It's one of my favorite holidays.
Barbecue is generally involved. Sometimes band music.
You can get your Fourth on in a variety of ways today.
One is at the Clinton Presidential Center and Park, where there's free admission all day to the presidential library. Food vendors will be operating in the park, music is planned and there will be fun for kids -- Safari Train, bounce house, a water slide and obstacle course -- beginning at 10:30 a.m. The Delta Brass Quintent plays from 10:30 a.m. to 11:30 a.m. The Chicken King will distribute free chicken wings from 2 to 4 p.m. The Dell Smith Experience takes the stage from 6 to 9 p.m. and then it's time for the Democrat-Gazette's Pops on the River-closing fireworks at 9:30.
I'm also going to indulge myself by reprinting on the jump a July 4 column I wrote back in 1990 at the Arkansas Gazette and reworked once for the Arkansas Times. It's purely a guilty pleasure for me to stir July 4 memories of days long ago lakeside in South Louisiana.
I love the Fourth of July.
It is a pure holiday. A day off with a minimum of the claptrap greeting cards, lawn displays, pre-holiday parties, and post-holiday bill remorse that can make a holiday more of a chore than a celebration.
On July 4, we pursue happiness. Some of us might even remember that the pursuit of happiness was among those rights listed in the Declaration of Independence, whose signing the holiday commemorates.

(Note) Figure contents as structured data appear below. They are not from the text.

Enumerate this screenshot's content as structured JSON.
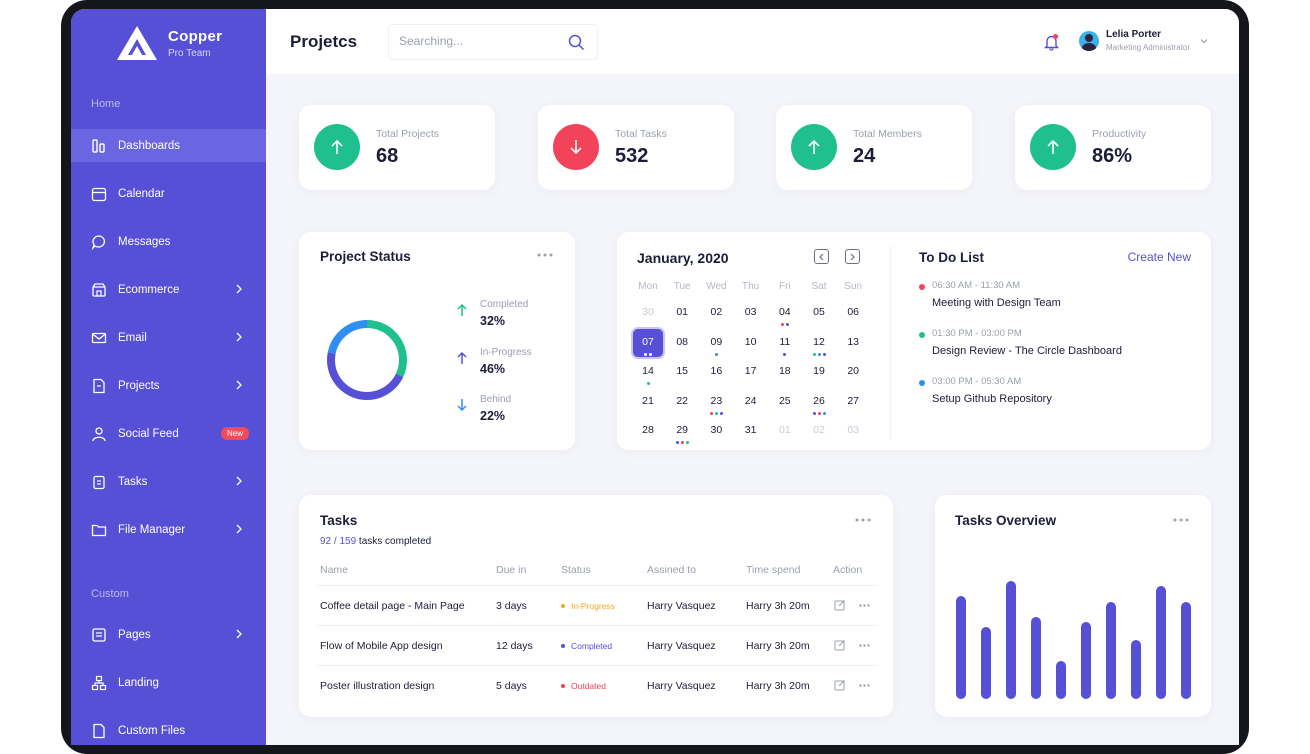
{
  "sidebar": {
    "brand_name": "Copper",
    "brand_sub": "Pro Team",
    "section_home": "Home",
    "section_custom": "Custom",
    "items": [
      {
        "label": "Dashboards"
      },
      {
        "label": "Calendar"
      },
      {
        "label": "Messages"
      },
      {
        "label": "Ecommerce"
      },
      {
        "label": "Email"
      },
      {
        "label": "Projects"
      },
      {
        "label": "Social Feed",
        "badge": "New"
      },
      {
        "label": "Tasks"
      },
      {
        "label": "File Manager"
      },
      {
        "label": "Pages"
      },
      {
        "label": "Landing"
      },
      {
        "label": "Custom Files"
      }
    ]
  },
  "header": {
    "title": "Projetcs",
    "search_placeholder": "Searching...",
    "user_name": "Lelia Porter",
    "user_role": "Marketing Administrator"
  },
  "stats": [
    {
      "label": "Total Projects",
      "value": "68",
      "trend": "up",
      "color": "#1fc08e"
    },
    {
      "label": "Total Tasks",
      "value": "532",
      "trend": "down",
      "color": "#f2435a"
    },
    {
      "label": "Total Members",
      "value": "24",
      "trend": "up",
      "color": "#1fc08e"
    },
    {
      "label": "Productivity",
      "value": "86%",
      "trend": "up",
      "color": "#1fc08e"
    }
  ],
  "project_status": {
    "title": "Project Status",
    "items": [
      {
        "label": "Completed",
        "value": "32%",
        "percent": 32,
        "color": "#1fc08e"
      },
      {
        "label": "In-Progress",
        "value": "46%",
        "percent": 46,
        "color": "#5650d6"
      },
      {
        "label": "Behind",
        "value": "22%",
        "percent": 22,
        "color": "#2f8ef2"
      }
    ]
  },
  "calendar": {
    "title": "January, 2020",
    "weekdays": [
      "Mon",
      "Tue",
      "Wed",
      "Thu",
      "Fri",
      "Sat",
      "Sun"
    ],
    "weeks": [
      [
        "30",
        "01",
        "02",
        "03",
        "04",
        "05",
        "06"
      ],
      [
        "07",
        "08",
        "09",
        "10",
        "11",
        "12",
        "13"
      ],
      [
        "14",
        "15",
        "16",
        "17",
        "18",
        "19",
        "20"
      ],
      [
        "21",
        "22",
        "23",
        "24",
        "25",
        "26",
        "27"
      ],
      [
        "28",
        "29",
        "30",
        "31",
        "01",
        "02",
        "03"
      ]
    ],
    "selected": "07"
  },
  "todo": {
    "title": "To Do List",
    "create_label": "Create New",
    "items": [
      {
        "time": "06:30 AM - 11:30 AM",
        "text": "Meeting with Design Team",
        "color": "#f2435a"
      },
      {
        "time": "01:30 PM - 03:00 PM",
        "text": "Design Review - The Circle Dashboard",
        "color": "#1fc08e"
      },
      {
        "time": "03:00 PM - 05:30 AM",
        "text": "Setup Github Repository",
        "color": "#2f8ef2"
      }
    ]
  },
  "tasks": {
    "title": "Tasks",
    "done_count": "92 / 159",
    "done_suffix": " tasks completed",
    "columns": [
      "Name",
      "Due in",
      "Status",
      "Assined to",
      "Time spend",
      "Action"
    ],
    "rows": [
      {
        "name": "Coffee detail page - Main Page",
        "due": "3 days",
        "status": "In-Progress",
        "status_color": "#f5a623",
        "assignee": "Harry Vasquez",
        "time": "Harry 3h 20m"
      },
      {
        "name": "Flow of Mobile App design",
        "due": "12 days",
        "status": "Completed",
        "status_color": "#5650d6",
        "assignee": "Harry Vasquez",
        "time": "Harry 3h 20m"
      },
      {
        "name": "Poster illustration design",
        "due": "5 days",
        "status": "Outdated",
        "status_color": "#f2435a",
        "assignee": "Harry Vasquez",
        "time": "Harry 3h 20m"
      }
    ]
  },
  "overview": {
    "title": "Tasks Overview",
    "values": [
      100,
      70,
      115,
      80,
      37,
      75,
      95,
      58,
      110,
      95
    ],
    "color": "#5650d6"
  }
}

Everybody has an ideal way to celebrate the Fourth. Here's mine:
I join old friends and their extended family at their camp at Big Lake, a brown and brackish expanse near the Gulf of Mexico in south Louisiana. (Camp is the local word for a modest frame house with a screened porch, typically built beside a body of water. A camp is used for recreational pursuits such as drinking and bourre, or other card games played for money.)
We go fishing early, so as to be sure to have a sunburn before the day ends. If we happen to land any croaker or catfish, we give them away.

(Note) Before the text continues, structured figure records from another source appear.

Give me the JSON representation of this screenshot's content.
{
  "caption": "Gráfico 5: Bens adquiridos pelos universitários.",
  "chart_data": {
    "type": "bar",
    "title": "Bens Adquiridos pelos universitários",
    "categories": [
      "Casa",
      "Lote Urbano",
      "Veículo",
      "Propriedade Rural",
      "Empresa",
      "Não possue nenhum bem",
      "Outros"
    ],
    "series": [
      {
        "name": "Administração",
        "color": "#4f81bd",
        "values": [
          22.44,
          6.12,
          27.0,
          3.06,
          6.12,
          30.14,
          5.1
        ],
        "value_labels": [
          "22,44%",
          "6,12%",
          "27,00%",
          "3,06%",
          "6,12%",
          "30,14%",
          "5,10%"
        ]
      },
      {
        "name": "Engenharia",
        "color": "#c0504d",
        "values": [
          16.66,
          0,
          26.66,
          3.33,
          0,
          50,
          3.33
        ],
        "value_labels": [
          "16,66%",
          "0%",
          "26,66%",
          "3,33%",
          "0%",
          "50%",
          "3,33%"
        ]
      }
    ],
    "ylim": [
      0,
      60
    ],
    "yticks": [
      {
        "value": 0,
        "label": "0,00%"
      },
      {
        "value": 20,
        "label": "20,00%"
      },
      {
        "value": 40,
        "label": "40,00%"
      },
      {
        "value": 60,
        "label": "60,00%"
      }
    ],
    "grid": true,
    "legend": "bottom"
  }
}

We also tie chicken necks to lengths of twine and then throw out the lines, which are secured along the rickety dock jutting into the lake. The children in attendance are instructed to check the lines periodically and, when possible, scoop up any nibbling crabs with a dip net.
The crabbing is punctuated by howls of children. Splinter-removal surgery helps some of them. Others just need a little comforting after poking a finger or toe too close to the claw of a big blue crab.
About midday, someone stokes up the Cajun cooker, a barbecue contraption made from a 55-gallon oil drum. There will be spare ribs and, for the cook and kibitzers, a few ropes of smoked sausage.
We swim a bit in the oily, spit-warm lake as the ribs cook. More cooling are the washtubs full of iced drinks.
In late afternoon, the feast begins. There's the barbecue. Platters of sliced homegrown tomatoes, salted and peppered. Huge pans of eggplant casserole, studded with shrimp. Homemade potato salad, heavy on the mayonnaise. Baked beans. Garlic French bread.
Then dessert. Watermelon. Brownies. Baked bananas with cinnamon, butter and pecans. (Don't ask me why.) Maybe hand-cranked ice cream.
Stuffed nearly immobile, we groan in the wicker chairs on the porch. The ceiling fans don't cool us much, but the breezes disturb the flies a bit. The sun sets on the lake, occasionally silhouetting a freighter passing on the nearby ship channel. At dark, a sackful of small-time fireworks might be ignited on the dock. The tradition, and not the firepower, is the thing.
When we were younger, the smart alecks among us occasionally staged mock Fourth of July pageants, full of sarcastically patriotic speeches delivered by players wrapped, literally, in the flag.
We were too ignorant to know how close to the rebellious spirit of the day we really were. Better than our own impromptu remarks would have been some of the words of the founding fathers.
" We hold these truths to be self-evident, that all men are created equal, that they are endowed by their Creator with certain unalienable Rights, that among these are Life, Liberty and the pursuit of Happiness. That to secure these rights, Governments are instituted among Men, deriving their just powers from the consent of the governed, That whenever any Form of Government becomes destructive of these ends, it is the Right of the People to alter or to abolish it, and to institute new Government, laying its foundation on such principles and organizing its powers in such form, as to them shall seem most likely to effect their Safety and Happiness."
Declare something like that in public these days and somebody might try to have you arrested.